A native of Canada, Arbour first attracted attention as a human rights activist when she was appointed as a justice to the Canadian Supreme Court of Ontario in 1987. However, Arbour went on to garner wider fame for her role in settling international disputes in the mid-90s.

In 1996, Arbour was the chief prosecutor of war crimes for both the International Criminal Tribunal for Rwanda and the International Criminal Tribunal for the Former Yugoslavia in the Hague. This position, she said, lent her the authority to enact real change.

“I think, in retrospect, probably the work I did as prosecutor [for Rwanda and the former Yugoslavia] was the most significant I did, essentially because the situation was so new…” Arbour said in a phone interview.

Arbour said she was appointed the U.N.’s High Commissioner for Human Rights in 2004, following the death of her predecessor, Sergio Vieira de Mello, who was killed on a diplomatic mission to Baghdad in 2003 when his hotel was bombed. Arbour stepped down from her U.N. position in June 2008.

Despite her departure, Arbour said, she will not stop her fight for human rights.

“I will start in July as the president and chief executive officer of the International Crisis Group, which is headquartered in Brussels,” Arbour said.
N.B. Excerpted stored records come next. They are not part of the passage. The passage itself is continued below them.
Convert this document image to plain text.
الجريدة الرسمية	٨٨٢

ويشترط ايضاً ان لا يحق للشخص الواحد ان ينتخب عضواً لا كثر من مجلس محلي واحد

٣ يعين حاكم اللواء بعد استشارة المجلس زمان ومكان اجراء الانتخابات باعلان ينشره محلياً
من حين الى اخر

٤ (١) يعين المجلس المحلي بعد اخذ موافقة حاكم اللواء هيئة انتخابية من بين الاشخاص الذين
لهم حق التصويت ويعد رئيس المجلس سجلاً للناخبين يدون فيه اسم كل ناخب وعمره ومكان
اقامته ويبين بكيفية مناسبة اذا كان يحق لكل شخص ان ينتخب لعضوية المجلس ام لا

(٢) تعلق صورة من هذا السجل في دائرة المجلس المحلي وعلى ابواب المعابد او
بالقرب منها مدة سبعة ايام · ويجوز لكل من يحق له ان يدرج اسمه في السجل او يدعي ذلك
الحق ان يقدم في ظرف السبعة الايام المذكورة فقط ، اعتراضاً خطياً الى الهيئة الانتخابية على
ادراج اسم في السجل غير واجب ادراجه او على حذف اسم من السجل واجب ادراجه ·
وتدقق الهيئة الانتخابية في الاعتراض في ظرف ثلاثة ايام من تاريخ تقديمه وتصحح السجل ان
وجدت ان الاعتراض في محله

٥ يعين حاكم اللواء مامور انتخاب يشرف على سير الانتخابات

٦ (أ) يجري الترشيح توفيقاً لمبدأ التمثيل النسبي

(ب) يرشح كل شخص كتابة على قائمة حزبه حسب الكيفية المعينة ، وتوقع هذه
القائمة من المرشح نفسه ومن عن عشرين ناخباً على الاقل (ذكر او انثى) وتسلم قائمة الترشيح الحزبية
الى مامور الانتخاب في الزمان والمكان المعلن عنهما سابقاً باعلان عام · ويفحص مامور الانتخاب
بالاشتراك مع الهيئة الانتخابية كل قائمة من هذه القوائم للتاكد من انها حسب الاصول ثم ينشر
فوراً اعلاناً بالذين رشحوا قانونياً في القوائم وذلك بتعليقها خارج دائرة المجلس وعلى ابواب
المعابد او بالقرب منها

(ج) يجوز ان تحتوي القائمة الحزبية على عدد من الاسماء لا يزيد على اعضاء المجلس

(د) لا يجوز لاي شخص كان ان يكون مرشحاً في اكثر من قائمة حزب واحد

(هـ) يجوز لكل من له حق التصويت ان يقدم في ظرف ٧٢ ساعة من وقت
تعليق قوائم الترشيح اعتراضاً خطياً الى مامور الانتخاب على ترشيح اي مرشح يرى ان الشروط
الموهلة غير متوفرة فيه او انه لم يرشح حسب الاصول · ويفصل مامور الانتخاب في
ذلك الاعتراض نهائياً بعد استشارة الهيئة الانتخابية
She decided to accept the position with the ICG, Arbour said, because it does not fall subject to the many bureaucratic restraints that officials with the UN must to adhere to.

Arbour said she hopes students who attend her lecture will realize that there are many serious international conflicts occurring around the world on a consistent basis.

“There is a lot of political instability around the world,” Arbour said, “[In the] Middle East, Afghanistan, Pakistan, also Israeli-Arab confrontation. These are the big ones, but there are lots of concerns about South Sudan, Darfur and the Democratic Republic of Congo.”

These conflicts, she said, need the attention and help of the rest of the world.

“These international issues sometimes are seen as very far way and one cannot be involved in every single one of them, but I think it’s important to understand what is happening and support … you know, the right people,” Arbour said. “Support the civil organizations … that are more directly engaged in the broader world, the advancement of peace and so on. If I can get that message across, then I will feel pretty good.”